• Guest Blog, Claire Barker: What does the future hold for FE recruitment?

    800 450 Jack Wynn

    Further Education (FE) is in the midst of arguably the toughest climate yet; caught between a national recruitment shortage, rising student expectations and increasing costs – exacerbated by self-regulation, funding cuts, changes to Department for Work and Pensions (DWP) work programmes, new legislation such as the apprenticeship levy, a changing political landscape and the impact of regional devolution. One thing is certain – change in the sector is constant and still gathering speed, with FE leaders facing a daunting set of challenges.

    If the balancing act of fulfilling safeguarding obligations with depleting budgets – with area reviews serving as a metaphorical spanner in the works – wasn’t enough of a test for those individuals with people and budget responsibilities, it is the crucial overarching mission of sustaining a viable and adaptable model to power organisational success, that only adds pressure to this.

    The transformation of colleges was much talked about at the recent AoC Conference, and is clearly necessary in the context of ever greater social need, an increasingly competitive marketplace, mergers, federations and so forth. However, the same resounding question on everyone’s lips: who is going to actually do it and how? A well-led HR department should be right at the heart of the transformation, serving as evangelical advocates of change and recognising that people are the greatest resource. However, with this onerous task requiring the full attention and sole focus of HR and hiring managers, when it comes to recruiting, some colleges are often left with little or no time to review their supply cover provision and plan this accordingly.

    With barriers such as declining pay – especially when compared to pay offered by schools – severe shortages in certain specialisms; a lack of understanding when it comes to transitioning trainee teachers into FE; and challenging common misconceptions of the profession, colleges are fighting to win the hearts and minds of their future workforce.

    An innovative, technology-driven, self-funded solution is now being adopted by a handful of pioneering colleges, alleviating HR and hiring managers of the burdens often associated with recruitment.  A framework-compliant ‘neutral vendor’ model like de Poel allows colleges to engage with recruitment agencies and manage their supply cover in a more cost-effective and strategic way.
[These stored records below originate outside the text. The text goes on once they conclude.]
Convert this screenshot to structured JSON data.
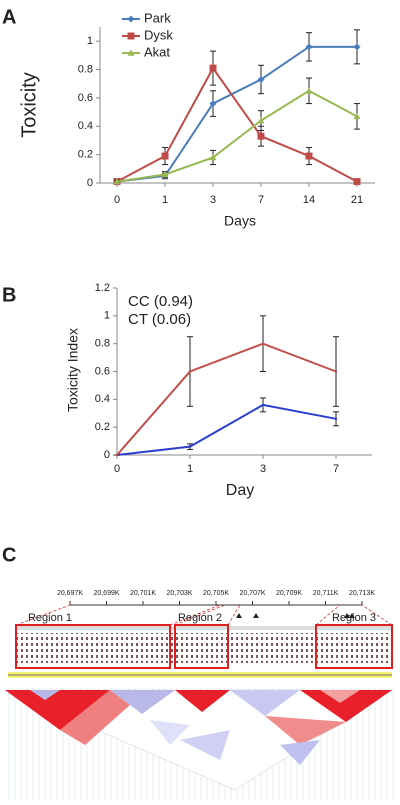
{
  "chart_data": [
    {
      "type": "line",
      "label": "A",
      "categories": [
        "0",
        "1",
        "3",
        "7",
        "14",
        "21"
      ],
      "x_label": "Days",
      "y_label": "Toxicity",
      "ylim": [
        0,
        1.1
      ],
      "yticks": [
        0,
        0.2,
        0.4,
        0.6,
        0.8,
        1
      ],
      "legend": "top-left",
      "series": [
        {
          "name": "Park",
          "color": "#4a7ebb",
          "marker": "diamond",
          "values": [
            0.01,
            0.05,
            0.56,
            0.73,
            0.96,
            0.96
          ],
          "errors": [
            0.01,
            0.02,
            0.09,
            0.1,
            0.1,
            0.12
          ]
        },
        {
          "name": "Dysk",
          "color": "#be4b48",
          "marker": "square",
          "values": [
            0.01,
            0.19,
            0.81,
            0.33,
            0.19,
            0.01
          ],
          "errors": [
            0.01,
            0.06,
            0.12,
            0.07,
            0.06,
            0.01
          ]
        },
        {
          "name": "Akat",
          "color": "#98b954",
          "marker": "triangle",
          "values": [
            0.01,
            0.06,
            0.18,
            0.44,
            0.65,
            0.47
          ],
          "errors": [
            0.01,
            0.02,
            0.05,
            0.07,
            0.09,
            0.09
          ]
        }
      ]
    },
    {
      "type": "line",
      "label": "B",
      "categories": [
        "0",
        "1",
        "3",
        "7"
      ],
      "x_label": "Day",
      "y_label": "Toxicity Index",
      "ylim": [
        0,
        1.2
      ],
      "yticks": [
        0,
        0.2,
        0.4,
        0.6,
        0.8,
        1,
        1.2
      ],
      "legend": "top-left",
      "series": [
        {
          "name": "CC (0.94)",
          "color": "#2a3fcf",
          "values": [
            0,
            0.06,
            0.36,
            0.26
          ],
          "errors": [
            0,
            0.02,
            0.05,
            0.05
          ]
        },
        {
          "name": "CT (0.06)",
          "color": "#c0504d",
          "values": [
            0,
            0.6,
            0.8,
            0.6
          ],
          "errors": [
            0,
            0.25,
            0.2,
            0.25
          ]
        }
      ]
    }
  ],
  "diagram": {
    "label": "C",
    "scale_labels": [
      "20,697K",
      "20,699K",
      "20,701K",
      "20,703K",
      "20,705K",
      "20,707K",
      "20,709K",
      "20,711K",
      "20,713K"
    ],
    "regions": [
      "Region 1",
      "Region 2",
      "Region 3"
    ]
  }
}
This comprises of significant improvements and efficiency savings, streamlined administration, access to an increased talent pool of teaching professionals and recruitment agencies that compete on quality, not price.

    The model works by creating a carefully selected, compliant, agency panel whereby all suppliers agree to standardised terms and conditions and rates. This is supported by a technology platform like de Poel’s e-tips® which locks these rates down, enabling candidate bookings to ordered through the system – a simple, easy and quick way to track and manage the recruitment process.

    Importantly, the right neutral vendor solution will offer all of the above, whilst still championing fair pay for teachers and ensuring all supplying agencies support candidates on a programme of Continuous Professional Development (CPD), specifically related to delivering supply in colleges.

    With 15,000 less teachers since 2009, now is a critical time for FE to further get to grips with recruitment. Colleges are increasingly looking to their counterparts in the temporary supply recruitment space, as means to procuring a cost-effective, engaged workforce, able to expand and contract concurrently with the ebb and flow of the academic calendar and their own specific requirements.

    Whilst there is no overnight solution, a neutral vendor model can alleviate the pressures of recruitment by working collaboratively with colleges to help them realise significant improvements and efficiencies within just three to six months. Typical savings of up to 15 per cent within supply staffing agency spend are not uncommon with suppliers working to transparent KPIs and toward a common goal, channeled through an independent intermediary focused solely on the college’s best interests – one less thing to keep busy FE leaders awake at night.